Number 1: Family devastated by Millie's drug charges: Holmes (+photos)
And at Number 3 (with a bullet?):
Holmes' daughter to contest drugs charges.
Maybe the news is being read with more sympathy than schadenfreude, but it pays to be realistic. Wherever you travel, they have an expression for this kind of thing. The Brazilians have a proverb: Pimenta nos olhos dos outros é refresco : The pepper in somebody else's eyes is refreshing. My Finnish neighbour will know more about this, but apparently his people have an expression: "schadenfreude is the purest joy, since it doesn't include a bit of envy".

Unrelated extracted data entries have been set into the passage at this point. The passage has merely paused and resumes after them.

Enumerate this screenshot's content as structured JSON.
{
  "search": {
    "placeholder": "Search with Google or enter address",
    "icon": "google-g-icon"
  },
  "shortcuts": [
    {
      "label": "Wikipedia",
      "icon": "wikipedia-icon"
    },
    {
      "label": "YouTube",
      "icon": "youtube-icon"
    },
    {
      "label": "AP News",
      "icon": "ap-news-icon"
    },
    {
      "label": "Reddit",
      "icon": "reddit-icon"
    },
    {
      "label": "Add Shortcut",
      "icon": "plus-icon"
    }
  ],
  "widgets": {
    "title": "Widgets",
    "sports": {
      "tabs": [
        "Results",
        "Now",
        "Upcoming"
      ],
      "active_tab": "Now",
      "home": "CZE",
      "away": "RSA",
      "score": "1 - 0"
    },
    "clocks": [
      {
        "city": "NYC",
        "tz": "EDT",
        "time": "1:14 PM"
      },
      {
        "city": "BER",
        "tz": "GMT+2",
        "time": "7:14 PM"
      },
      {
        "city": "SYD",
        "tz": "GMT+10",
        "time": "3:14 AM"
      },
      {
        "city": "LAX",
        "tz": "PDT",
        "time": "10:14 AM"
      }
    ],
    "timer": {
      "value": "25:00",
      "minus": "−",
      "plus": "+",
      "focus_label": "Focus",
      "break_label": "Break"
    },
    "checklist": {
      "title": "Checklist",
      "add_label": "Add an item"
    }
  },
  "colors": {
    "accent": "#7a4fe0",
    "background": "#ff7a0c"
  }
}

Perhaps, nevertheless, people feel sympathy, as Paul Holmes hopes we do, when he reminds us that being the parent of a teenager is no easy thing. What we are seeing here is the full price of a magazine cover. If you're offered up as the virtual neighbour about whom the whole country knows every little thing - from the colour of the bib little Reuben wore for the first photo op, and all the way on up - whatever effort you might make to delineate your own celebrity from that of your family, the barrier will always be porous and, when the police come calling, completely meaningless.
The most meaning to be taken from this story comes in the words of the district court judge who reminded the media how thoroughly commonplace and unremarkable the case was. This is where Holmes' remarks - exceptional though his own daughter's circumstances may be - have some pertinence. How thrilled are you about the possiblity of your own teenager having fun with P?